Le projet est déjà passé en deuxième lecture. Il se retrouvera devant le Comité permanent des Finances la semaine prochaine. Le Bloc québécois lui a d’ailleurs présenté deux amendements réclamant le retrait des articles visant la création d’un régime complet et exclusif.

Mais il en faudra probablement plus pour bloquer le projet qui pourrait être adopté avant les Fêtes.

Pour l’instant, la ministre de la Justice du Québec, Stéphanie Vallée, ainsi que l’Office de la protection du consommateur (OPC) sont encore en train d’analyser les effets juridiques du projet de loi.

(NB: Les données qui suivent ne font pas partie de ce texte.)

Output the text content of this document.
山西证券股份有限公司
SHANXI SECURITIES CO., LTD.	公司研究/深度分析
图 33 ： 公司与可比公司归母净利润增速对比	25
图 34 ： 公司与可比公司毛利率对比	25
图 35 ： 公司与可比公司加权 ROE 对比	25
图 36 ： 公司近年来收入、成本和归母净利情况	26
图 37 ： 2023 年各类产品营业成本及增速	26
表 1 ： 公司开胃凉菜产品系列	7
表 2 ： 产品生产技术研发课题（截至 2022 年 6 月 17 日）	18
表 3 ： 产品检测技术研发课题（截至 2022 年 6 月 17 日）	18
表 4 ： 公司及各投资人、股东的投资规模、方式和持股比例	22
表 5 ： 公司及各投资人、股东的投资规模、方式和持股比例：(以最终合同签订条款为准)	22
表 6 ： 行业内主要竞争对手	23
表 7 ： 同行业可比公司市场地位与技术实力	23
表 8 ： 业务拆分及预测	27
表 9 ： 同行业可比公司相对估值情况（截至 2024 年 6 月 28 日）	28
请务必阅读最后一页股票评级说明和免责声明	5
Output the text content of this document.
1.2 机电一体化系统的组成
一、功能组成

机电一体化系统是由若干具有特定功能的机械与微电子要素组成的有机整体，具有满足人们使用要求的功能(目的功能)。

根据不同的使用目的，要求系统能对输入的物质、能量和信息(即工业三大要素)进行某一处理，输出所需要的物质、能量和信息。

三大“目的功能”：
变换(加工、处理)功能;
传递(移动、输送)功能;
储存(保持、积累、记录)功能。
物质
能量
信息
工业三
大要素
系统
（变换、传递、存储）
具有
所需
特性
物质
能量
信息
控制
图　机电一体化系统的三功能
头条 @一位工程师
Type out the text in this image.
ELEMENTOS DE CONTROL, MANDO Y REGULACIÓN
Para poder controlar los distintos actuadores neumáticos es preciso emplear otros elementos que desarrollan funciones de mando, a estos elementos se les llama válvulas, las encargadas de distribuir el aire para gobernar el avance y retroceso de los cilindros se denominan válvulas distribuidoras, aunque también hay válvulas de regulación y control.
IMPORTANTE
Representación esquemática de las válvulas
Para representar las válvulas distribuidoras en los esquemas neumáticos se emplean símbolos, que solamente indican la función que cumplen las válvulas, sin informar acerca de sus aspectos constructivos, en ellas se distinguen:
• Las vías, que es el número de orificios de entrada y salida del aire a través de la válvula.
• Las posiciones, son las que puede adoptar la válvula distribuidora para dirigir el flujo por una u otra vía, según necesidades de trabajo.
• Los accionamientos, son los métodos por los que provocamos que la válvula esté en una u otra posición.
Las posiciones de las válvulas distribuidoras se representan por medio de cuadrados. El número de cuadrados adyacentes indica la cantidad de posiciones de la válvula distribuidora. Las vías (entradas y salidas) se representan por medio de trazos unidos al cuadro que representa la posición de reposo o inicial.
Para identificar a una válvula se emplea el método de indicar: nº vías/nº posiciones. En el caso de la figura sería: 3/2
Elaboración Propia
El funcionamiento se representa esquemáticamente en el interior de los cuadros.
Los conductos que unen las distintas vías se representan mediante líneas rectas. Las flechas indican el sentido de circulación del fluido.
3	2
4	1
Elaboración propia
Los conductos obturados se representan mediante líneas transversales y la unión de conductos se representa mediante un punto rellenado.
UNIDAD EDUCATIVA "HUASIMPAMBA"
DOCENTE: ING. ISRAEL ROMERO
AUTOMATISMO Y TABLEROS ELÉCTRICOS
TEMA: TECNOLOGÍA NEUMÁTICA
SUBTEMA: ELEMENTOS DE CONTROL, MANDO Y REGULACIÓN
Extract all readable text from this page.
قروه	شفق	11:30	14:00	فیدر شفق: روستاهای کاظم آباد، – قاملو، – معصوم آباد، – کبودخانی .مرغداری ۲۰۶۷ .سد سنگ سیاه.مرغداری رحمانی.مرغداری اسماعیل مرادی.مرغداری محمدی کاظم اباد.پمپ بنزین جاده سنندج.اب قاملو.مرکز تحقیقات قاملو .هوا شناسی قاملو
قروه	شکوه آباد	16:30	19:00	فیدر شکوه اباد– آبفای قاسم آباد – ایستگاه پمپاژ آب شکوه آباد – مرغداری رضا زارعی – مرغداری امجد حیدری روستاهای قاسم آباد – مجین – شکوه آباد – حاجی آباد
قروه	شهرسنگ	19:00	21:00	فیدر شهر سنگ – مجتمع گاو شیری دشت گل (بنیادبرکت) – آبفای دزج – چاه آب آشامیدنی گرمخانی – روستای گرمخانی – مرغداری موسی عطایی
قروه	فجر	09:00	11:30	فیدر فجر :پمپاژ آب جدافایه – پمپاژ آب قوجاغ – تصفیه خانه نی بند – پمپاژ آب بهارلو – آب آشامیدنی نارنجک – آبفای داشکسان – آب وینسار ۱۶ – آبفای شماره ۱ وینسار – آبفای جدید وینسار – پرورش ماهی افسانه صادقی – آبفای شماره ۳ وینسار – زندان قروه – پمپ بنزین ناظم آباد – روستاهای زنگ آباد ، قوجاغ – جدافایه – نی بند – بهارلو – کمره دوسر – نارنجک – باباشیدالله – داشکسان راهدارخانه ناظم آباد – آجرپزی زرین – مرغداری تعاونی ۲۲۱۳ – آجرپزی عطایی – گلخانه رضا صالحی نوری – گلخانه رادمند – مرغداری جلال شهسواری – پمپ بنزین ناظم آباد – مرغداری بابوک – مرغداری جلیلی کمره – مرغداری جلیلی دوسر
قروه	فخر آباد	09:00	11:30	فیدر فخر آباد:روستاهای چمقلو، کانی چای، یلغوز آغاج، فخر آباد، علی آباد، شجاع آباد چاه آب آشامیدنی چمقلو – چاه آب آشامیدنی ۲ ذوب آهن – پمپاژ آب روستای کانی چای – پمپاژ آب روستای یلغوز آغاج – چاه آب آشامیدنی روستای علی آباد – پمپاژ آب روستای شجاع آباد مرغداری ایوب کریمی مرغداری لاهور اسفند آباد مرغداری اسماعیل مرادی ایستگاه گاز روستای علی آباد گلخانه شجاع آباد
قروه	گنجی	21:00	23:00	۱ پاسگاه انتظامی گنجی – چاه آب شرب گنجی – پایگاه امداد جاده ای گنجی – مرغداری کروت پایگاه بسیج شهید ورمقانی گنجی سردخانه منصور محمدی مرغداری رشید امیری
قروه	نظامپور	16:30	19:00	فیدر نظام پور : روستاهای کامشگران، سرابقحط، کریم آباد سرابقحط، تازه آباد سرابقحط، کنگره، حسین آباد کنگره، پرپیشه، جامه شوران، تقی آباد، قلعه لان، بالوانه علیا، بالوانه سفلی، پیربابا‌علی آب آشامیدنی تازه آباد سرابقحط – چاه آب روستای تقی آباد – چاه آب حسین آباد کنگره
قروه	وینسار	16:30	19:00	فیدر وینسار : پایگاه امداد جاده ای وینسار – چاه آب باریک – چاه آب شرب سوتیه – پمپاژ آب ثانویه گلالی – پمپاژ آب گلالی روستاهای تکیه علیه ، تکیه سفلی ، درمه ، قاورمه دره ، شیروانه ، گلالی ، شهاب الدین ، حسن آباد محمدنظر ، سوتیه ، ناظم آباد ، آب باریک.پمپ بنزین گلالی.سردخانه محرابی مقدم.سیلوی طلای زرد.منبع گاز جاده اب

Mais de leur côté, les organismes de défense des consommateurs du Québec à qui j’ai parlé cette semaine sont en train de se mobiliser.

« On est farouchement contre », m’a certifié Willie Gagnon, coordonnateur du Mouvement d’éducation et de défense des actionnaires (MEDAC).

L’Union des consommateurs est du même avis. « Ça va avoir pour conséquence importante de faire perdre aux consommateurs des recours et une facilité d’accéder à la justice », déplore Yannick Labelle, avocate et analyste en protection du consommateur et pratiques commerciales.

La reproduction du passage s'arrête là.